What happened was, I needed a small improvement to Expat, probably the most widely-used XML parsing engine on the planet, so I coded it up and sent off a PR and it’s now in release 2.3.0. There’s nothing terribly interesting about the problem or the solution, but it certainly made me think about coding and tooling and so on. (Warning: Of zero interest to anyone who isn’t a professional programmer.)

Back story · As I mentioned last month, I took a little programming job partly as a favor to a friend, of writing a parser to transmute a huge number of antique IBM GML files into XML. It wasn’t terribly hard but there was quite a bit of input variation so I couldn’t be confident unless I checked that every single output file was proper XML (“well-formed”, we XML geeks say).

Fortunately there’s an Expat-based command-line tool called xmlwf that can scan XML files for errors and produce useful human-readable complaints, and it operates at obscene speed. So what I wanted to do was run my parser over a few hundred GML files and then say, essentially, xmlwf * in the output directory.

Which didn’t work because, until very recently, xmlwf would just stop when it encountered the first non-well-formed file. So I added a -k option (“k” for “keep going”) so it could run over a thousand or so files and helpfully complain about the two that were broken.

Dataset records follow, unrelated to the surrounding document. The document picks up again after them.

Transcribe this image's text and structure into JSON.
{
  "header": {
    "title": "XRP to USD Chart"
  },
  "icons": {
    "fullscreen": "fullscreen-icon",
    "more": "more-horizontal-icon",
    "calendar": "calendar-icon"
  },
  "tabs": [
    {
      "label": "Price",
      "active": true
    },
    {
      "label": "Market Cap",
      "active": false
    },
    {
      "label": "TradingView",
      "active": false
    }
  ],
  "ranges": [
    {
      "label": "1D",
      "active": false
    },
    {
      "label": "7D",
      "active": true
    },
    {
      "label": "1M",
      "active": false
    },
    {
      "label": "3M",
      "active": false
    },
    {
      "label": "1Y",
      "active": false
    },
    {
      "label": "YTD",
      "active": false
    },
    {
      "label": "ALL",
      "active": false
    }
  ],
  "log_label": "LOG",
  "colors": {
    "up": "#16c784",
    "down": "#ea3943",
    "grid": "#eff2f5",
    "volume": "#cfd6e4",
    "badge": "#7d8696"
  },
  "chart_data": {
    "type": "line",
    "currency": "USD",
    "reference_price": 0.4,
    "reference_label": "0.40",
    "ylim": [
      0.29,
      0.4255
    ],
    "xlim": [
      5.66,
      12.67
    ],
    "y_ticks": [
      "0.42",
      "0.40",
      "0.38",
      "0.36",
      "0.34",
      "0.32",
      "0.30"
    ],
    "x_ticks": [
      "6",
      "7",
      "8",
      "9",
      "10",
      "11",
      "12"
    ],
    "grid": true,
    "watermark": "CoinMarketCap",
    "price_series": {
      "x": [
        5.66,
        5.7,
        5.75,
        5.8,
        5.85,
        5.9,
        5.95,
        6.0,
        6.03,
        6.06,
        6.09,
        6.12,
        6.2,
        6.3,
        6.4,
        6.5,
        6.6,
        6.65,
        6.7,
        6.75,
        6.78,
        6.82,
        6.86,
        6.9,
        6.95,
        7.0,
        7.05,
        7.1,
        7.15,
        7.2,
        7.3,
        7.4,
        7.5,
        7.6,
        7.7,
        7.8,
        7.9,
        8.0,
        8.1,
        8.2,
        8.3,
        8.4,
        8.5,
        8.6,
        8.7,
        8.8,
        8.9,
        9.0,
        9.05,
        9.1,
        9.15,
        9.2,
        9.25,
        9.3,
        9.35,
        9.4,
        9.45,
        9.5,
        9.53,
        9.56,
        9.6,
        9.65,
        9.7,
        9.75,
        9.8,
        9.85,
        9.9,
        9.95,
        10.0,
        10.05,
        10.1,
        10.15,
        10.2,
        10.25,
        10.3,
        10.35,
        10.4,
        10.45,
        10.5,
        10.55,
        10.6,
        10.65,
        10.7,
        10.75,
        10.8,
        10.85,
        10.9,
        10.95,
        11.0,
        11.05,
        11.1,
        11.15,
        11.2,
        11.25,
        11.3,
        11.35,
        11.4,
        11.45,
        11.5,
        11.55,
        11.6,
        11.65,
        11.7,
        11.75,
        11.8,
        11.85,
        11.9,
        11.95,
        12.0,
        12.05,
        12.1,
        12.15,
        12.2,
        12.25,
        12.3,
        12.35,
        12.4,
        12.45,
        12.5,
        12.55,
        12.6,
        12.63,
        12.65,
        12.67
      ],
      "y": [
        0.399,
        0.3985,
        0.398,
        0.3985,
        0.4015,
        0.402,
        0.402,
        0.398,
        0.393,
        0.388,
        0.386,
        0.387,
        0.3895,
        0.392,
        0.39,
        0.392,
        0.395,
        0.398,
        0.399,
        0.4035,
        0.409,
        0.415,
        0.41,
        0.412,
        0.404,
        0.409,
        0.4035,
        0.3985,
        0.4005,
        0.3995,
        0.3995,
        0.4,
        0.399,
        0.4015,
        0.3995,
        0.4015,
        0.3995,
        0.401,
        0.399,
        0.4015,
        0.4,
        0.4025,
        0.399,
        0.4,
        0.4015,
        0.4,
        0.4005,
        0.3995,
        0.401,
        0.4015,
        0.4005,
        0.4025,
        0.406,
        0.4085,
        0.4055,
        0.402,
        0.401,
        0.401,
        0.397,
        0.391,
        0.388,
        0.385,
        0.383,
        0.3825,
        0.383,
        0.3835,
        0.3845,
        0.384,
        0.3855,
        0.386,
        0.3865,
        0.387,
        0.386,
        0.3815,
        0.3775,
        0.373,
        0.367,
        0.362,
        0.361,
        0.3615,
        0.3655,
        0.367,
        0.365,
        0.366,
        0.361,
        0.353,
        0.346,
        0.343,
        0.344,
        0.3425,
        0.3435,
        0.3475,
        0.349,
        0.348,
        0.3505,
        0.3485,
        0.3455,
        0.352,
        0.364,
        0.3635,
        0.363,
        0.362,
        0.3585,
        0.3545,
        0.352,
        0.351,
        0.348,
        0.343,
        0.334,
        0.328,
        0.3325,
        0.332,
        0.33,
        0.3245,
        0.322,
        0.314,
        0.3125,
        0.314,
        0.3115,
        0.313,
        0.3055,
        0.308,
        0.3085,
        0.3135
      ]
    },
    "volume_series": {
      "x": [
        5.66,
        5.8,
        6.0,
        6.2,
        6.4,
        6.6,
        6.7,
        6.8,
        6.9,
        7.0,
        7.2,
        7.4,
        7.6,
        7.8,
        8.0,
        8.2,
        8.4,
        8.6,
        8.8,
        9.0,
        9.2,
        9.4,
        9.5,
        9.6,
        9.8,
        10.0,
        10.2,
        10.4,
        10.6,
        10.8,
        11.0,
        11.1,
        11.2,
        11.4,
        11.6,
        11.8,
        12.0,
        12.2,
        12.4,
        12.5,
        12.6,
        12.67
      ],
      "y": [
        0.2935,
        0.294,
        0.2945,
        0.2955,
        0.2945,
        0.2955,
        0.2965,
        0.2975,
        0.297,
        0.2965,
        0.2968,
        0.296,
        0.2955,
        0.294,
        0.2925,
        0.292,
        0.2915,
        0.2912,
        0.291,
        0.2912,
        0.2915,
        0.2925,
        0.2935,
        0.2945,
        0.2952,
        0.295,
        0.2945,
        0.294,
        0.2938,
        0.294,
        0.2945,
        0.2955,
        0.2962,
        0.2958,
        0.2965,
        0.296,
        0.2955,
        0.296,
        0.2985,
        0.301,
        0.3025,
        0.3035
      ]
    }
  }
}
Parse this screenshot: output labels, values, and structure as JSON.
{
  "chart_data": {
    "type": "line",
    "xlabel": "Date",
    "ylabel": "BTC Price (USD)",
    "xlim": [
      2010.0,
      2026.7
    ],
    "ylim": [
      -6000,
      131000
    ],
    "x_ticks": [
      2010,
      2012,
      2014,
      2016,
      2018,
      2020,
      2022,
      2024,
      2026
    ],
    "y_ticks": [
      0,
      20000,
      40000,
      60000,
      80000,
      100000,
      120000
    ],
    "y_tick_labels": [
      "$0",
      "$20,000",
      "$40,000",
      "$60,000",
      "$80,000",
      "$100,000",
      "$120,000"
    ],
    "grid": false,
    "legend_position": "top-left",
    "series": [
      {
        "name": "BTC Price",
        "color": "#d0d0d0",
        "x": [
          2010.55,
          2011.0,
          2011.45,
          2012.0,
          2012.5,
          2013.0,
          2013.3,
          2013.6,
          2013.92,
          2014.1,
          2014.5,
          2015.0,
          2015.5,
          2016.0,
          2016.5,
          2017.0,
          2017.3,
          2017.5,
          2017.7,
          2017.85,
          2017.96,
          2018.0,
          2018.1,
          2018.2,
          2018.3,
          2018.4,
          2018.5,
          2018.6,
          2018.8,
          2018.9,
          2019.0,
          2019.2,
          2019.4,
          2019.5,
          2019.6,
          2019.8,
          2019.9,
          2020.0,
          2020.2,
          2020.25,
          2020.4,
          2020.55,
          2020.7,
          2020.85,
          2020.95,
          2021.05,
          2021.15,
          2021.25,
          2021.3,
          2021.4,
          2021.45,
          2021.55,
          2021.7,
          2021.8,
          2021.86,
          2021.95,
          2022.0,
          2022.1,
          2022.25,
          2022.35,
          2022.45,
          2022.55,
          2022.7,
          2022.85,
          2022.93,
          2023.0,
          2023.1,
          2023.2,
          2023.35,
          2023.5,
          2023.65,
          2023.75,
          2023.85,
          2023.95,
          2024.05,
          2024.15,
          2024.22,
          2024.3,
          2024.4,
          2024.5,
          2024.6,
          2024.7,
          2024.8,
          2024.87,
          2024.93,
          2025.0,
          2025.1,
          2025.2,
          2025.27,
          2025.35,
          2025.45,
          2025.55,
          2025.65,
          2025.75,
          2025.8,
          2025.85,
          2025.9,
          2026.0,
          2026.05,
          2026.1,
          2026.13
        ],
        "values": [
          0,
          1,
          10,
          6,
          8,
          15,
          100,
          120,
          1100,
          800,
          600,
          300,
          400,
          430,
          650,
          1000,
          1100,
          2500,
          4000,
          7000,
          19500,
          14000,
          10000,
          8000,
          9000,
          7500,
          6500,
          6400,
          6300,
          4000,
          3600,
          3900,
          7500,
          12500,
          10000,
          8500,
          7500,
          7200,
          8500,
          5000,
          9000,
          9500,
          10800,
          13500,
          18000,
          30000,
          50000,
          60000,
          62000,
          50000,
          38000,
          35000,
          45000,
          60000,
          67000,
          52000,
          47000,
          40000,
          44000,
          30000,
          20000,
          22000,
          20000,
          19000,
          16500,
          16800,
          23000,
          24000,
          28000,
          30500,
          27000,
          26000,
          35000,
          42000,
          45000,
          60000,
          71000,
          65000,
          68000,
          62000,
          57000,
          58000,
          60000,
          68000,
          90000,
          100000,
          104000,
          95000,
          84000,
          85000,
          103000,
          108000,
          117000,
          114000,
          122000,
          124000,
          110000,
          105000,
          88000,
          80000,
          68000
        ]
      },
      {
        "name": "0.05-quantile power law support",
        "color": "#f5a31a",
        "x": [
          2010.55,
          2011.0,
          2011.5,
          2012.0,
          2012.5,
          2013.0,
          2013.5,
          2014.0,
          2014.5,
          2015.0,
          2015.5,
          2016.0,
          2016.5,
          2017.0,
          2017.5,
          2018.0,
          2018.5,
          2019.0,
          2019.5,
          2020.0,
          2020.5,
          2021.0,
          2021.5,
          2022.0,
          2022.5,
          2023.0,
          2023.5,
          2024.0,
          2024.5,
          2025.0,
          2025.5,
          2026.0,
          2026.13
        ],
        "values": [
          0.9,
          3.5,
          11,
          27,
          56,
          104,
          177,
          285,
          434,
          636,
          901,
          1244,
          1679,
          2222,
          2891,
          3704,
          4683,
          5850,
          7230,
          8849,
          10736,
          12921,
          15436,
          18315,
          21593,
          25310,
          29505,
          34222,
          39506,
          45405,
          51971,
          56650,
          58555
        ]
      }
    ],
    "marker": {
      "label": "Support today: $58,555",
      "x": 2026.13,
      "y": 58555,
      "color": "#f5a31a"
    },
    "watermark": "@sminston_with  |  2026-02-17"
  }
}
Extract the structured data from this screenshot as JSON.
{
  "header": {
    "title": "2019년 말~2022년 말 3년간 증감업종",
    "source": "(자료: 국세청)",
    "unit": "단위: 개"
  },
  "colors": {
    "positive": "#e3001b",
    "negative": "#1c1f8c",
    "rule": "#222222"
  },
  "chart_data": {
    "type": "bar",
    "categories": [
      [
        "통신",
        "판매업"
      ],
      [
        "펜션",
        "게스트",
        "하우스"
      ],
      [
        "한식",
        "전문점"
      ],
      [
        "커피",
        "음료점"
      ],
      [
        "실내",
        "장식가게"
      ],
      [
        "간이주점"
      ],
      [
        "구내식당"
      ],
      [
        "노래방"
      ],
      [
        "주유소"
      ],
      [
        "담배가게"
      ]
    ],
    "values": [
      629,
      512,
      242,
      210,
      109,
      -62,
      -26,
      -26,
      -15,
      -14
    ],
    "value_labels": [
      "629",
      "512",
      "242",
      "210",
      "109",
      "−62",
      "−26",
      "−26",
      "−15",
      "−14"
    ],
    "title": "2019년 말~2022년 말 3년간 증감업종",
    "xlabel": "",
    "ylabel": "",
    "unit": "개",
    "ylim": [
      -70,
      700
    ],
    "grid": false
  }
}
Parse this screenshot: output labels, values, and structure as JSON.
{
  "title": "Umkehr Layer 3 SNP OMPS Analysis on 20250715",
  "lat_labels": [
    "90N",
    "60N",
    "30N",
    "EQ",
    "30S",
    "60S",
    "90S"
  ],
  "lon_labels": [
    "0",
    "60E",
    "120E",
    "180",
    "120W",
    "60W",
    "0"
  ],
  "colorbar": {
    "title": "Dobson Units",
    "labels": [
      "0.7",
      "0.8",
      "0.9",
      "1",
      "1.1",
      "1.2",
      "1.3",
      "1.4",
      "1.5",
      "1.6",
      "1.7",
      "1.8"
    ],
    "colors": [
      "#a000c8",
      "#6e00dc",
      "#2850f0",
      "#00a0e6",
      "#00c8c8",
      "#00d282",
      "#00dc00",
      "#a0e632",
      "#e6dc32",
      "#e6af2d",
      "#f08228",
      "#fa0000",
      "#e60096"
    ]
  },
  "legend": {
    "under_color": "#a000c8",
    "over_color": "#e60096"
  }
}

Lessons from the PR · Most important, I hadn’t realized how great the programming environment is inside Amazon. It’s all git, but there’s no need for branches or PR’s. You make your changes, you commit, you use the tooling to launch a code review, you argue, you make more changes, you (probably) commit --amend (unless you think multiple commits are more instructive for some reason), and this repeats until everyone’s happy and you push into the CI/CD vortex.

Obviously other people might be working on the same stuff so you might have to do a git pull --rebase and there might be pain sorting out the results but that’s what they pay us for. (Right?)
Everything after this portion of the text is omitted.